Jack Cleary’s reply is maddeningly calm. “Mrs. MacKenna, you understand why we have to ask these questions. Your husband called Nathan Jennings in the middle of the night, told him his car had broken down, and said to meet him off the Saw Mill River Parkway. And while Nathan Jennings was out of the house, looking in vain for his friend in need, someone who opportunistically knew he was out of the house came in and killed Zoe Jennings.”

“But Mack wasn’t even the one who made that call.”

“It came from this house,” Patterson points out, “and he was here at the time.”

“Do you know that for sure? What time it was? Because he got a bogus call on his own phone telling him to come over here.”

“And did you witness that call your husband received?”

She hesitates before admitting, “No. I was sleeping.”

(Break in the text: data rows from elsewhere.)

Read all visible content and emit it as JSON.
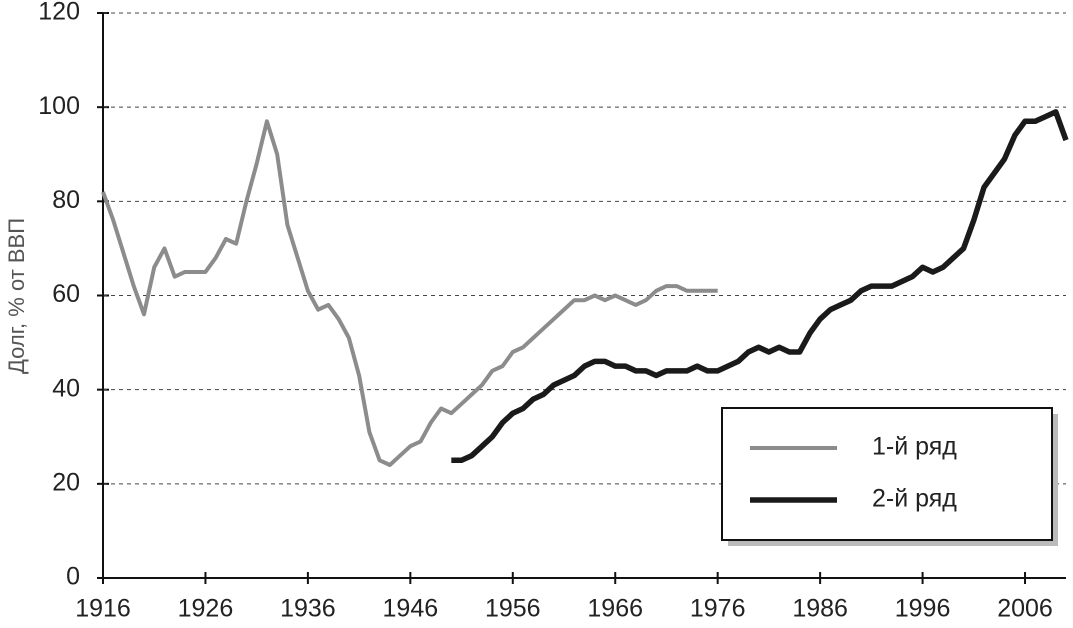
{
  "chart_data": {
    "type": "line",
    "ylabel": "Долг, % от ВВП",
    "x": [
      1916,
      1917,
      1918,
      1919,
      1920,
      1921,
      1922,
      1923,
      1924,
      1925,
      1926,
      1927,
      1928,
      1929,
      1930,
      1931,
      1932,
      1933,
      1934,
      1935,
      1936,
      1937,
      1938,
      1939,
      1940,
      1941,
      1942,
      1943,
      1944,
      1945,
      1946,
      1947,
      1948,
      1949,
      1950,
      1951,
      1952,
      1953,
      1954,
      1955,
      1956,
      1957,
      1958,
      1959,
      1960,
      1961,
      1962,
      1963,
      1964,
      1965,
      1966,
      1967,
      1968,
      1969,
      1970,
      1971,
      1972,
      1973,
      1974,
      1975,
      1976,
      1977,
      1978,
      1979,
      1980,
      1981,
      1982,
      1983,
      1984,
      1985,
      1986,
      1987,
      1988,
      1989,
      1990,
      1991,
      1992,
      1993,
      1994,
      1995,
      1996,
      1997,
      1998,
      1999,
      2000,
      2001,
      2002,
      2003,
      2004,
      2005,
      2006,
      2007,
      2008,
      2009,
      2010
    ],
    "series": [
      {
        "name": "1-й ряд",
        "color": "#8c8c8c",
        "values": [
          82,
          76,
          69,
          62,
          56,
          66,
          70,
          64,
          65,
          65,
          65,
          68,
          72,
          71,
          80,
          88,
          97,
          90,
          75,
          68,
          61,
          57,
          58,
          55,
          51,
          43,
          31,
          25,
          24,
          26,
          28,
          29,
          33,
          36,
          35,
          37,
          39,
          41,
          44,
          45,
          48,
          49,
          51,
          53,
          55,
          57,
          59,
          59,
          60,
          59,
          60,
          59,
          58,
          59,
          61,
          62,
          62,
          61,
          61,
          61,
          61,
          null,
          null,
          null,
          null,
          null,
          null,
          null,
          null,
          null,
          null,
          null,
          null,
          null,
          null,
          null,
          null,
          null,
          null,
          null,
          null,
          null,
          null,
          null,
          null,
          null,
          null,
          null,
          null,
          null,
          null,
          null,
          null,
          null,
          null
        ]
      },
      {
        "name": "2-й ряд",
        "color": "#1a1a1a",
        "values": [
          null,
          null,
          null,
          null,
          null,
          null,
          null,
          null,
          null,
          null,
          null,
          null,
          null,
          null,
          null,
          null,
          null,
          null,
          null,
          null,
          null,
          null,
          null,
          null,
          null,
          null,
          null,
          null,
          null,
          null,
          null,
          null,
          null,
          null,
          25,
          25,
          26,
          28,
          30,
          33,
          35,
          36,
          38,
          39,
          41,
          42,
          43,
          45,
          46,
          46,
          45,
          45,
          44,
          44,
          43,
          44,
          44,
          44,
          45,
          44,
          44,
          45,
          46,
          48,
          49,
          48,
          49,
          48,
          48,
          52,
          55,
          57,
          58,
          59,
          61,
          62,
          62,
          62,
          63,
          64,
          66,
          65,
          66,
          68,
          70,
          76,
          83,
          86,
          89,
          94,
          97,
          97,
          98,
          99,
          93
        ]
      }
    ],
    "xlim": [
      1916,
      2010
    ],
    "xticks": [
      1916,
      1926,
      1936,
      1946,
      1956,
      1966,
      1976,
      1986,
      1996,
      2006
    ],
    "ylim": [
      0,
      120
    ],
    "yticks": [
      0,
      20,
      40,
      60,
      80,
      100,
      120
    ],
    "grid": true,
    "legend": "lower right"
  }
}
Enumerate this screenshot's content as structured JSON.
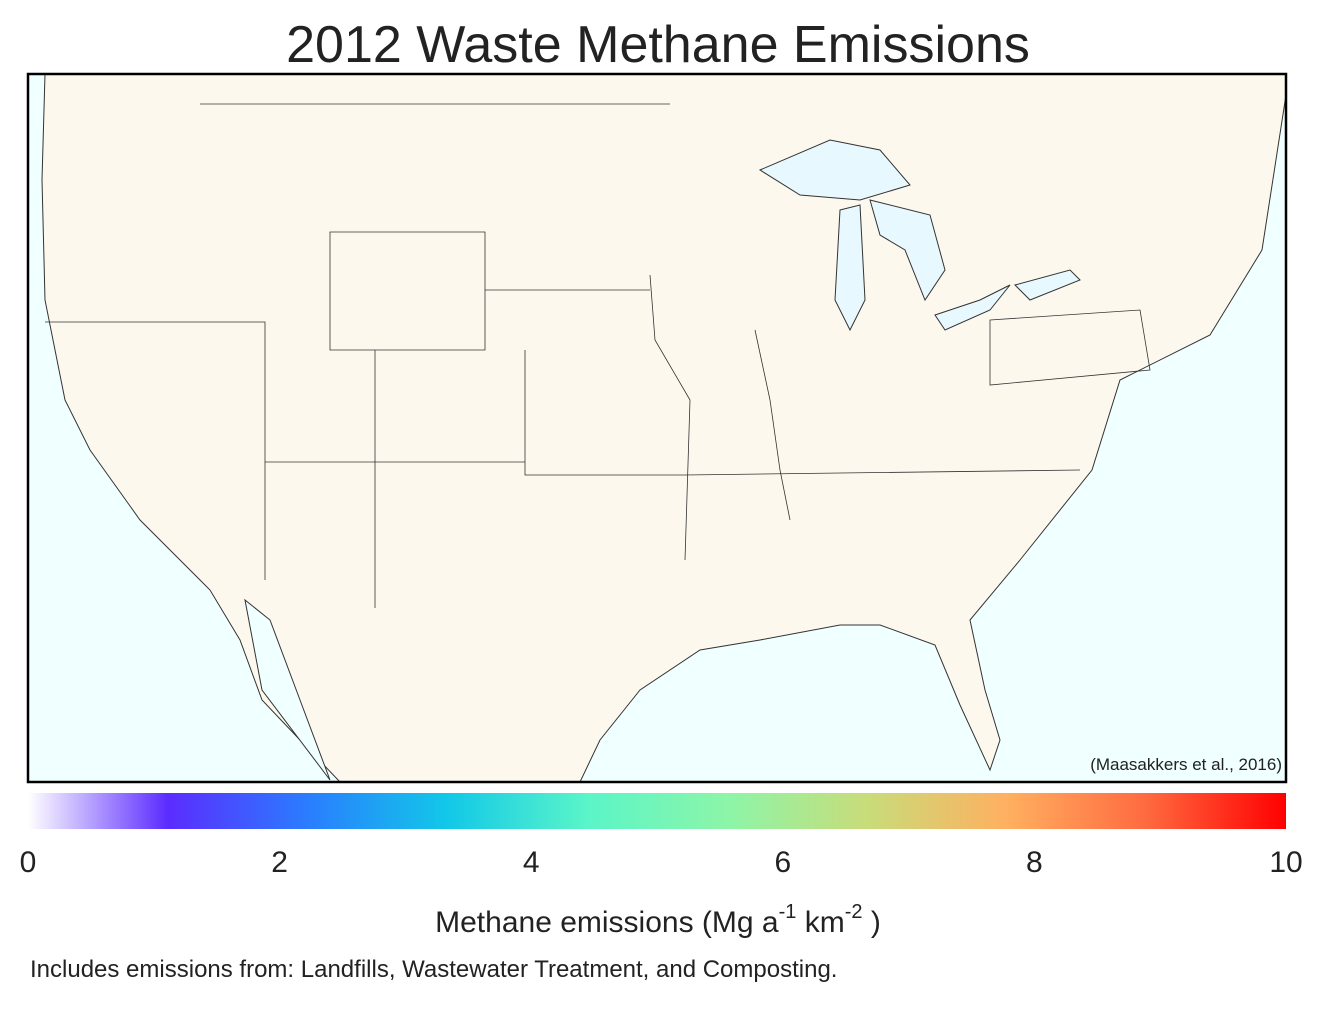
{
  "title": "2012 Waste Methane Emissions",
  "citation": "(Maasakkers et al., 2016)",
  "colorbar": {
    "lim": [
      0,
      10
    ],
    "ticks": [
      0,
      2,
      4,
      6,
      8,
      10
    ],
    "colors": [
      "#ffffff",
      "#5b2cff",
      "#2a7dff",
      "#12c8e8",
      "#5af5c8",
      "#8cf5a8",
      "#c8dc7a",
      "#ffb060",
      "#ff6a40",
      "#ff0000"
    ],
    "label": [
      "Methane emissions (Mg a",
      "-1",
      " km",
      "-2",
      " )"
    ]
  },
  "footnote": "Includes emissions from: Landfills, Wastewater Treatment, and Composting."
}
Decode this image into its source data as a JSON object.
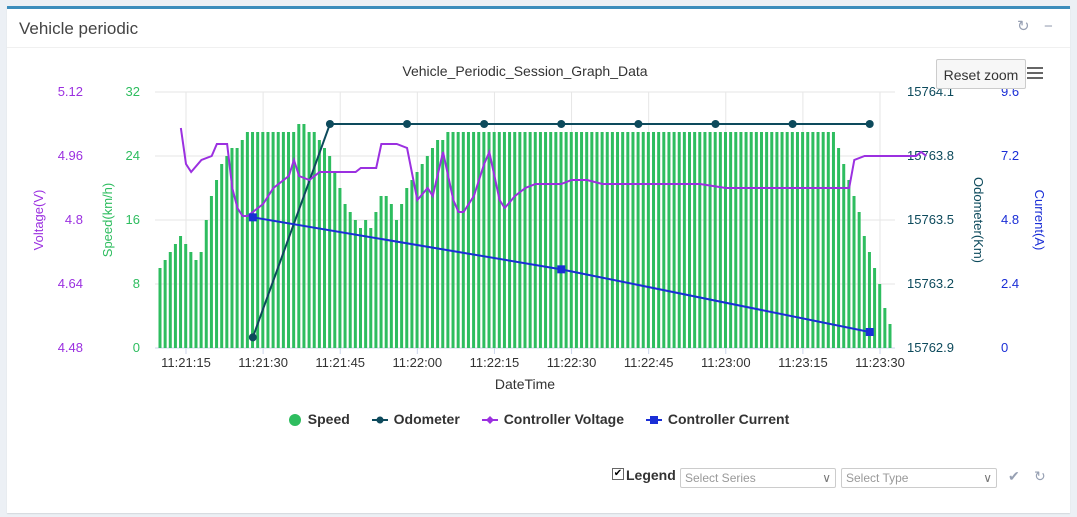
{
  "panel": {
    "title": "Vehicle periodic",
    "refresh_icon": "refresh-icon",
    "minimize_icon": "minimize-icon"
  },
  "toolbar": {
    "reset_zoom_label": "Reset zoom",
    "menu_icon": "hamburger-menu-icon"
  },
  "footer": {
    "legend_checkbox_label": "Legend",
    "legend_checked": true,
    "select_series_placeholder": "Select Series",
    "select_type_placeholder": "Select Type",
    "apply_icon": "check-icon",
    "refresh_icon": "refresh-icon"
  },
  "chart_data": {
    "type": "combo",
    "title": "Vehicle_Periodic_Session_Graph_Data",
    "xlabel": "DateTime",
    "x_ticks": [
      "11:21:15",
      "11:21:30",
      "11:21:45",
      "11:22:00",
      "11:22:15",
      "11:22:30",
      "11:22:45",
      "11:23:00",
      "11:23:15",
      "11:23:30"
    ],
    "colors": {
      "speed": "#2ebd5f",
      "odometer": "#0d4a5c",
      "voltage": "#9b30e0",
      "current": "#1a2ed6"
    },
    "axes": {
      "voltage": {
        "label": "Voltage(V)",
        "min": 4.48,
        "max": 5.12,
        "ticks": [
          "4.48",
          "4.64",
          "4.8",
          "4.96",
          "5.12"
        ],
        "side": "left"
      },
      "speed": {
        "label": "Speed(km/h)",
        "min": 0,
        "max": 32,
        "ticks": [
          "0",
          "8",
          "16",
          "24",
          "32"
        ],
        "side": "left"
      },
      "odometer": {
        "label": "Odometer(Km)",
        "min": 15762.9,
        "max": 15764.1,
        "ticks": [
          "15762.9",
          "15763.2",
          "15763.5",
          "15763.8",
          "15764.1"
        ],
        "side": "right"
      },
      "current": {
        "label": "Current(A)",
        "min": 0,
        "max": 9.6,
        "ticks": [
          "0",
          "2.4",
          "4.8",
          "7.2",
          "9.6"
        ],
        "side": "right"
      }
    },
    "time_start": "11:21:15",
    "time_end": "11:23:30",
    "series": [
      {
        "name": "Speed",
        "type": "bar",
        "axis": "speed",
        "values": [
          10,
          11,
          12,
          13,
          14,
          13,
          12,
          11,
          12,
          16,
          19,
          21,
          23,
          24,
          25,
          25,
          26,
          27,
          27,
          27,
          27,
          27,
          27,
          27,
          27,
          27,
          27,
          28,
          28,
          27,
          27,
          26,
          25,
          24,
          22,
          20,
          18,
          17,
          16,
          15,
          16,
          15,
          17,
          19,
          19,
          18,
          16,
          18,
          20,
          21,
          22,
          23,
          24,
          25,
          26,
          26,
          27,
          27,
          27,
          27,
          27,
          27,
          27,
          27,
          27,
          27,
          27,
          27,
          27,
          27,
          27,
          27,
          27,
          27,
          27,
          27,
          27,
          27,
          27,
          27,
          27,
          27,
          27,
          27,
          27,
          27,
          27,
          27,
          27,
          27,
          27,
          27,
          27,
          27,
          27,
          27,
          27,
          27,
          27,
          27,
          27,
          27,
          27,
          27,
          27,
          27,
          27,
          27,
          27,
          27,
          27,
          27,
          27,
          27,
          27,
          27,
          27,
          27,
          27,
          27,
          27,
          27,
          27,
          27,
          27,
          27,
          27,
          27,
          27,
          27,
          27,
          27,
          25,
          23,
          21,
          19,
          17,
          14,
          12,
          10,
          8,
          5,
          3
        ]
      },
      {
        "name": "Odometer",
        "type": "line",
        "axis": "odometer",
        "points": [
          [
            "11:21:28",
            15762.95
          ],
          [
            "11:21:43",
            15763.95
          ],
          [
            "11:21:58",
            15763.95
          ],
          [
            "11:22:13",
            15763.95
          ],
          [
            "11:22:28",
            15763.95
          ],
          [
            "11:22:43",
            15763.95
          ],
          [
            "11:22:58",
            15763.95
          ],
          [
            "11:23:13",
            15763.95
          ],
          [
            "11:23:28",
            15763.95
          ]
        ]
      },
      {
        "name": "Controller Voltage",
        "type": "line",
        "axis": "voltage",
        "points": [
          [
            "11:21:14",
            5.03
          ],
          [
            "11:21:15",
            4.94
          ],
          [
            "11:21:16",
            4.92
          ],
          [
            "11:21:18",
            4.95
          ],
          [
            "11:21:20",
            4.96
          ],
          [
            "11:21:21",
            4.99
          ],
          [
            "11:21:23",
            4.99
          ],
          [
            "11:21:24",
            4.88
          ],
          [
            "11:21:25",
            4.83
          ],
          [
            "11:21:26",
            4.81
          ],
          [
            "11:21:27",
            4.81
          ],
          [
            "11:21:28",
            4.82
          ],
          [
            "11:21:30",
            4.84
          ],
          [
            "11:21:32",
            4.88
          ],
          [
            "11:21:33",
            4.89
          ],
          [
            "11:21:34",
            4.9
          ],
          [
            "11:21:35",
            4.91
          ],
          [
            "11:21:36",
            4.95
          ],
          [
            "11:21:37",
            4.91
          ],
          [
            "11:21:39",
            4.9
          ],
          [
            "11:21:41",
            4.92
          ],
          [
            "11:21:44",
            4.92
          ],
          [
            "11:21:48",
            4.92
          ],
          [
            "11:21:49",
            4.93
          ],
          [
            "11:21:52",
            4.93
          ],
          [
            "11:21:53",
            4.99
          ],
          [
            "11:21:55",
            4.99
          ],
          [
            "11:21:56",
            4.99
          ],
          [
            "11:21:58",
            4.98
          ],
          [
            "11:22:00",
            4.85
          ],
          [
            "11:22:02",
            4.88
          ],
          [
            "11:22:03",
            4.86
          ],
          [
            "11:22:05",
            4.97
          ],
          [
            "11:22:07",
            4.85
          ],
          [
            "11:22:08",
            4.82
          ],
          [
            "11:22:09",
            4.82
          ],
          [
            "11:22:11",
            4.86
          ],
          [
            "11:22:13",
            4.94
          ],
          [
            "11:22:14",
            4.97
          ],
          [
            "11:22:15",
            4.91
          ],
          [
            "11:22:16",
            4.85
          ],
          [
            "11:22:17",
            4.83
          ],
          [
            "11:22:19",
            4.86
          ],
          [
            "11:22:21",
            4.88
          ],
          [
            "11:22:23",
            4.89
          ],
          [
            "11:22:25",
            4.89
          ],
          [
            "11:22:28",
            4.89
          ],
          [
            "11:22:30",
            4.9
          ],
          [
            "11:22:33",
            4.9
          ],
          [
            "11:22:36",
            4.89
          ],
          [
            "11:22:40",
            4.89
          ],
          [
            "11:22:45",
            4.89
          ],
          [
            "11:22:50",
            4.89
          ],
          [
            "11:22:55",
            4.89
          ],
          [
            "11:23:00",
            4.88
          ],
          [
            "11:23:05",
            4.88
          ],
          [
            "11:23:10",
            4.88
          ],
          [
            "11:23:15",
            4.88
          ],
          [
            "11:23:20",
            4.88
          ],
          [
            "11:23:23",
            4.88
          ],
          [
            "11:23:24",
            4.88
          ],
          [
            "11:23:25",
            4.95
          ],
          [
            "11:23:27",
            4.96
          ],
          [
            "11:23:29",
            4.96
          ],
          [
            "11:23:30",
            4.96
          ],
          [
            "11:23:32",
            4.96
          ],
          [
            "11:23:33",
            4.96
          ],
          [
            "11:23:35",
            4.96
          ],
          [
            "11:23:37",
            4.96
          ],
          [
            "11:23:38",
            4.97
          ],
          [
            "11:23:39",
            4.96
          ]
        ]
      },
      {
        "name": "Controller Current",
        "type": "line",
        "axis": "current",
        "points": [
          [
            "11:21:28",
            4.9
          ],
          [
            "11:22:28",
            2.95
          ],
          [
            "11:23:28",
            0.6
          ]
        ]
      }
    ],
    "legend": [
      "Speed",
      "Odometer",
      "Controller Voltage",
      "Controller Current"
    ],
    "grid": true,
    "legend_position": "bottom-center"
  }
}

“In the same room? The same bed? And you didn’t hear the phone ringing, or your husband talking on it?”

No, because I was passed out from drinking too much.

“I’ve always been a sound sleeper.” Even as the words come out of her mouth, she knows they sound lame, and she can tell by the looks on their faces that they agree. They think I’m covering for Mack. I’m making things worse for him. But if I admit that I was drunk, I’ll lose every last bit of credibility.

“So you don’t know for sure when the call came in,” Cleary asks, “or what was said?”

“No, but I’m sure if you check Mack’s phone, you’ll find it.”

Even as she says it—even if Cleary checks Mack’s phone—she knows it won’t prove anything. They’ll say he could have placed that call himself, to his own phone, to set up an alibi.

“How do you know that your husband didn’t call Nathan Jennings, Mrs. MacKenna?”

She clenches her jaw, not wanting to answer Patterson’s question, well aware that it won’t help matters.

“Mrs. MacKenna?”

“Because he told me.”

“You’re not a hundred percent sure of it.”

“I’m sure of it because Mack wouldn’t lie to me.”

“All right. But let’s say that he himself isn’t sure of it.”

“What do you mean?”

“Has your husband ever exhibited any unusual behavior in the middle of the night?”

Her heart sinks. Do they know? Or are they guessing?

She told Ben about the sleepwalking on the way over to find Mack. Did Ben tell the detectives when they talked to him?

If he did, and she denies it now, they’ll know she’s lying about that, at least, and they’ll likely wonder what else she’s lying about. They’ll probably assume she’s trying to cover for Mack.

Am I?

She pictures him with the knife in his hand, and the vacant look in his eyes, and she remembers what Lynn said about sleepwalkers becoming aggressive and violent if startled awake.

Mack ate while he was asleep—if the missing food wasn’t evidence enough, his visible weight gain certainly was—and he didn’t remember a thing about it the next morning.

Is it so hard to believe that his nocturnal activities could have included other things—darker, uglier things—and Mack would have no memory of that, either?

Suddenly enveloped in a cold sweat, bile rising in her throat once again, Allison forces herself to think it through.